It only makes sense to export resources that are somehow specific to or characteristic of the node whose catalog is being compiled. If you have such a resource to export, then structure your manifests so that no more than one declaration of the resource can be evaluated during any catalog compilation. No need for any tests in that case. If different nodes may export similar resources, then do ensure that they all have distinct titles (and names) across all nodes.
On the other hand, if your resources are not characteristic of any particular node, then they are not suited for export. We might be able to suggest specific alternatives if you explained what you are trying to achieve in more detail.
We have something quite similar - as we use hiera extensively we managed
to have a common yaml file with a list of databases in a hash, and used
create_resources to create the databases (and users, and haproxy
listeners) on the database/haproxy nodes.
The application nodes that want to register with a load balancer export
resources for themselves only, which are collected on the load balancer
only.
An alternative is to have a manifest that ensures there is a suitable
database available, creating it if not, running on the web application
servers - you've got a db client there already which should be able to
access the db server. That approach also allows you to ensure there's a
database created before attempting to populate it and start the app,
exported resources mean you'll need several runs before everything is
clean.
On Thursday, January 23, 2014 2:59:29 PM UTC+1, jcbollinger wrote:It only makes sense to export resources that are somehow specific to or characteristic of the node whose catalog is being compiled. If you have such a resource to export, then structure your manifests so that no more than one declaration of the resource can be evaluated during any catalog compilation. No need for any tests in that case. If different nodes may export similar resources, then do ensure that they all have distinct titles (and names) across all nodes.
On the other hand, if your resources are not characteristic of any particular node, then they are not suited for export. We might be able to suggest specific alternatives if you explained what you are trying to achieve in more detail.
Basically my situation is the following:
- A database server
- Several web application servers.
The whole managed using foreman/puppet
My Web applications each need a database, so I would like to just export on the web application nodes the databases I need, and collect them on the database server. However, several nodes that run the same web application of course need the same database. What do I do when I have two nodes, that both need the same database?
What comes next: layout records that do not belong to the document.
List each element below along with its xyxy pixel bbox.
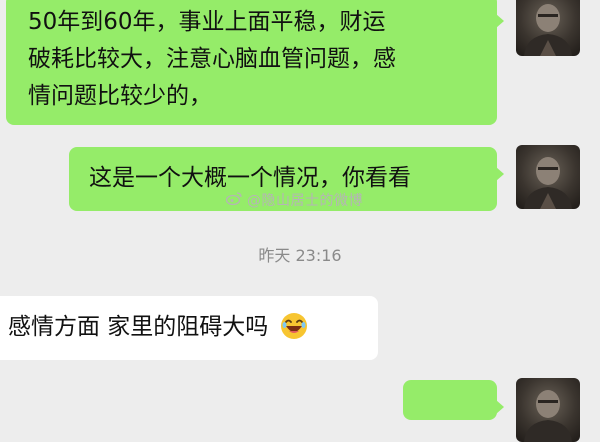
message-line: 破耗比较大，注意心脑血管问题，感 bbox=[28, 46, 396, 72]
monk-avatar-icon bbox=[524, 4, 572, 56]
monk-avatar-icon bbox=[524, 390, 572, 442]
message-timestamp: 昨天 23:16 bbox=[258, 246, 342, 265]
message-line: 50年到60年，事业上面平稳，财运 bbox=[28, 9, 386, 35]
weibo-watermark: @隐山居士的微博 bbox=[225, 190, 363, 210]
laughing-emoji-icon bbox=[280, 312, 308, 352]
outgoing-message-bubble[interactable]: 50年到60年，事业上面平稳，财运 破耗比较大，注意心脑血管问题，感 情问题比较… bbox=[6, 0, 504, 125]
weibo-logo-icon bbox=[225, 192, 242, 209]
monk-avatar-icon bbox=[524, 157, 572, 209]
outgoing-message-bubble[interactable] bbox=[403, 380, 504, 420]
message-text: 感情方面 家里的阻碍大吗 bbox=[8, 314, 269, 340]
message-line: 情问题比较少的， bbox=[28, 83, 212, 109]
avatar[interactable] bbox=[516, 378, 580, 442]
watermark-text: @隐山居士的微博 bbox=[246, 193, 363, 209]
incoming-message-bubble[interactable]: 感情方面 家里的阻碍大吗 bbox=[0, 296, 378, 360]
avatar[interactable] bbox=[516, 0, 580, 56]
avatar[interactable] bbox=[516, 145, 580, 209]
The logical, intuitive solution would be to export it on all of them, but only collect it once on the database server.
Other situations are : backends to a loadbalancer that export both frontend and backend URLs. The loadbalancer collects both, and creates it's configuration based on them.
On Thursday, January 23, 2014 7:25:47 PM UTC+1, Xav Paice wrote:
We have something quite similar - as we use hiera extensively we managed
to have a common yaml file with a list of databases in a hash, and used
create_resources to create the databases (and users, and haproxy
listeners) on the database/haproxy nodes.
The application nodes that want to register with a load balancer export
resources for themselves only, which are collected on the load balancer
only.
We don't use Hiera. We use foreman as ENC.
Thus we also don't have per node manifests.
What we do have is our own module, with classes we assign to host groups in foreman. We define a host group for or different categories of servers, and assign hosts to a host group based on what they are supposed to do.
So if we for example want to add another backend we just create a new host in foreman, add it to the right host group, and then flip a switch. It powers on, bootstraps itself, installs all it needs, and exports what it needs from other servers. However we run in to the problem of duplicate external resources, which I have for the moment resolved through some ugly hacks.
An alternative is to have a manifest that ensures there is a suitable
database available, creating it if not, running on the web application
servers - you've got a db client there already which should be able to
access the db server. That approach also allows you to ensure there's a
database created before attempting to populate it and start the app,
exported resources mean you'll need several runs before everything is
clean.
For security reason we only allow root access to the mysql database from the host it runs on, via a unix socket. That is why the DB server needs to collect the databases and then create them.
But that problem seems solvable also. But I am still interested in a general solution-
We have "virtual resources". This has allowed me to for example declare all the different VLANs in one class that all nodes include, but then only realize the lans needed on a per service basis. Something like "exported virtual resources" would be convenient.